Teesta Deal: India holds out hope
India yesterday held out hopes of the Teesta river water-sharing deal with Bangladesh and said not being able to reach the agreement cannot yet be termed a “failure” of Prime Minister Narendra Modi government's four-year rule as it still had one more year in office.
Asked by reporters if the inability to sign the Teesta deal could not be considered a failure of the Modi government since the Indian PM had insisted in April last year that it would happen during his tenure, Indian External Affairs Minister Sushma Swaraj said, “Our government has completed four years in office and still has one year to left. So, not reaching the Teesta treaty cannot yet be called a failure of this government.”
Swaraj made the remarks while addressing a press conference here, listing the achievements of the Modi government in foreign policy in the last four years.
Asked about the Teesta issue figuring in Bangladesh Prime Minister Sheikh Hasina's talks with Modi and West Bengal Chief Minister Mamata Banerjee on May 25 and 26, Swaraj said Mamata in April last year had given an alternative proposal of supplying the waters of Torsa river, instead of Teesta, as West Bengal would suffer if Teesta water had to be shared.
Swaraj said hydrology experts were still studying the feasibility of Mamata's alternative proposal and were yet to submit a report on their findings.
She said the federal Indian government could not bypass the West Bengal government as it was the state which had to share the Teesta waters and had to weigh pros and cons of how much would be affected by the proposed deal.
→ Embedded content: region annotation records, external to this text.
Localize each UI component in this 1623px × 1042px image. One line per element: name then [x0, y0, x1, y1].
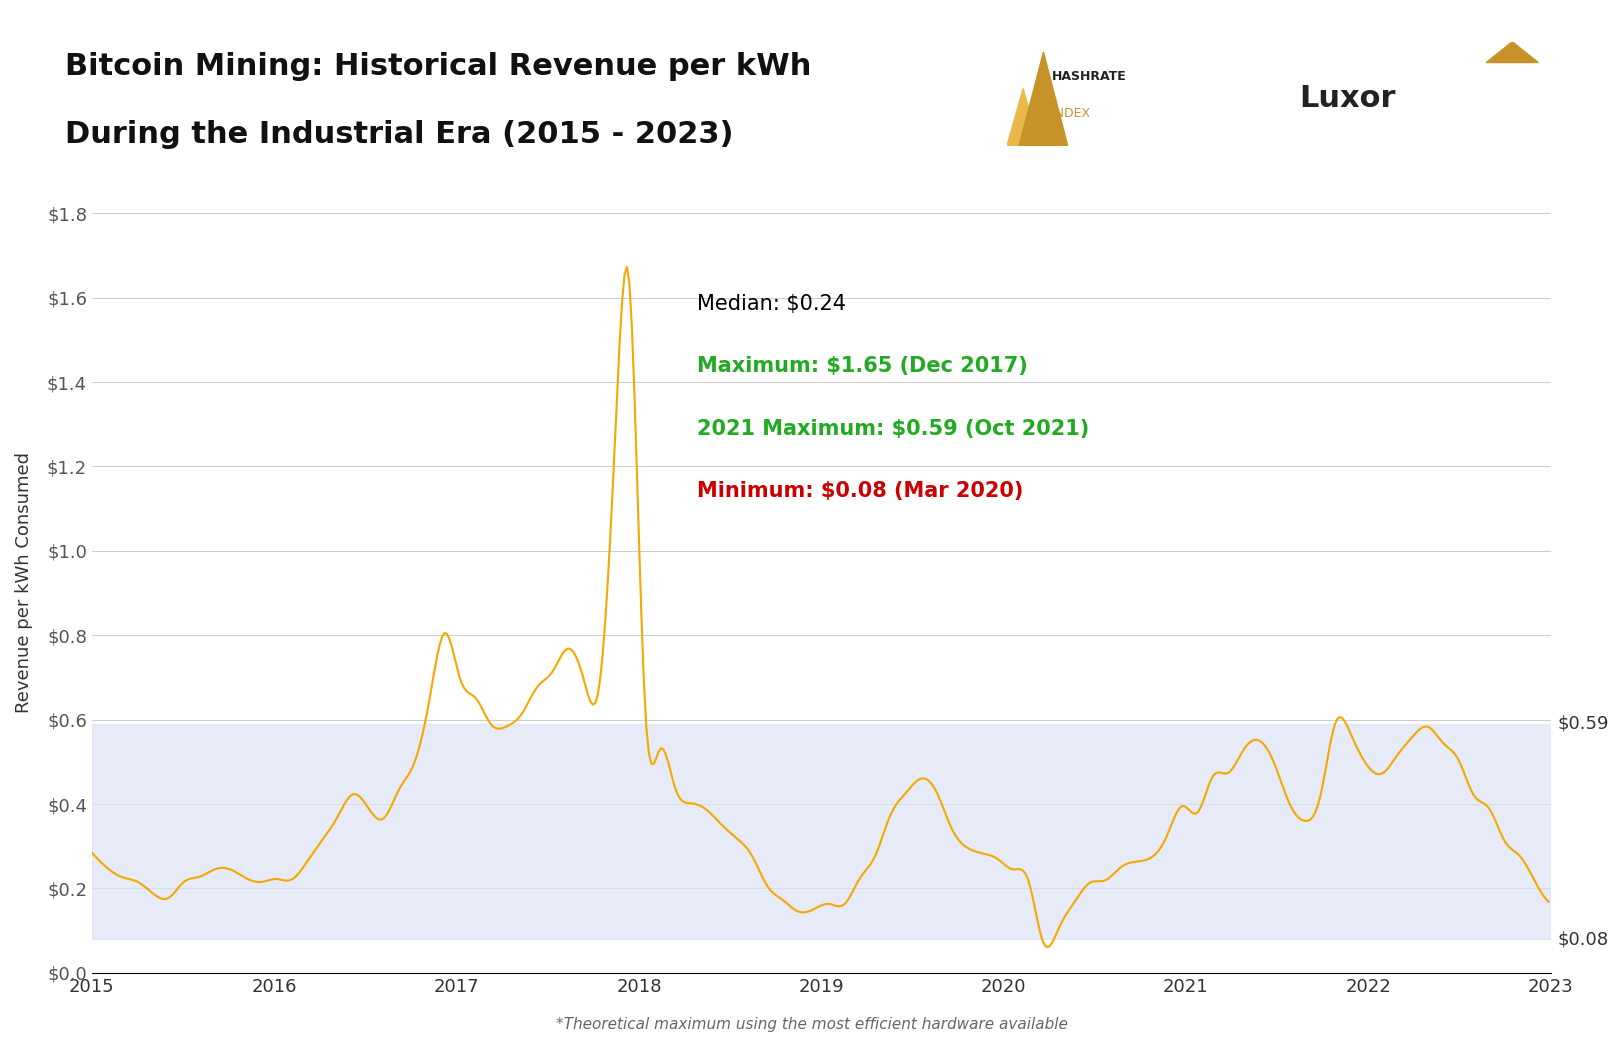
Text: During the Industrial Era (2015 - 2023): During the Industrial Era (2015 - 2023): [65, 120, 734, 149]
Text: 2021 Maximum: $0.59 (Oct 2021): 2021 Maximum: $0.59 (Oct 2021): [696, 419, 1089, 439]
Text: HASHRATE: HASHRATE: [1052, 71, 1126, 83]
Bar: [93, 724, 1550, 939]
Text: Minimum: $0.08 (Mar 2020): Minimum: $0.08 (Mar 2020): [696, 481, 1022, 501]
Text: $0.08: $0.08: [1556, 931, 1608, 948]
Text: Maximum: $1.65 (Dec 2017): Maximum: $1.65 (Dec 2017): [696, 356, 1027, 376]
Text: Median: $0.24: Median: $0.24: [696, 294, 846, 314]
Text: *Theoretical maximum using the most efficient hardware available: *Theoretical maximum using the most effi…: [555, 1017, 1068, 1032]
Text: Luxor: Luxor: [1298, 84, 1394, 114]
Polygon shape: [1006, 89, 1039, 146]
Polygon shape: [1485, 42, 1537, 63]
Text: $0.59: $0.59: [1556, 715, 1608, 733]
Text: Bitcoin Mining: Historical Revenue per kWh: Bitcoin Mining: Historical Revenue per k…: [65, 52, 812, 81]
Y-axis label: Revenue per kWh Consumed: Revenue per kWh Consumed: [15, 452, 32, 713]
Text: INDEX: INDEX: [1052, 107, 1091, 120]
Polygon shape: [1019, 52, 1068, 146]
“So, West Bengal and Chief Minister Mamata ji have a role to play in this, which the central government cannot overlook,” the external affairs minister remarked.
Mamata had vetoed the Teesta deal since September 2011 and had opted out of a trip with the then Indian PM Manmohan Singh to Dhaka to sign the treaty.
Mamata also repeatedly made it clear that she could not ignore the interests of the northern part of West Bengal while sharing Teesta water as it was the main lifeline in the northern region for irrigation, power generation and drinking. She argued that farmers in northern West Bengal would be severely affected if the Teesta's water flow decreased due to sharing as there were already a numbers of dams on the river.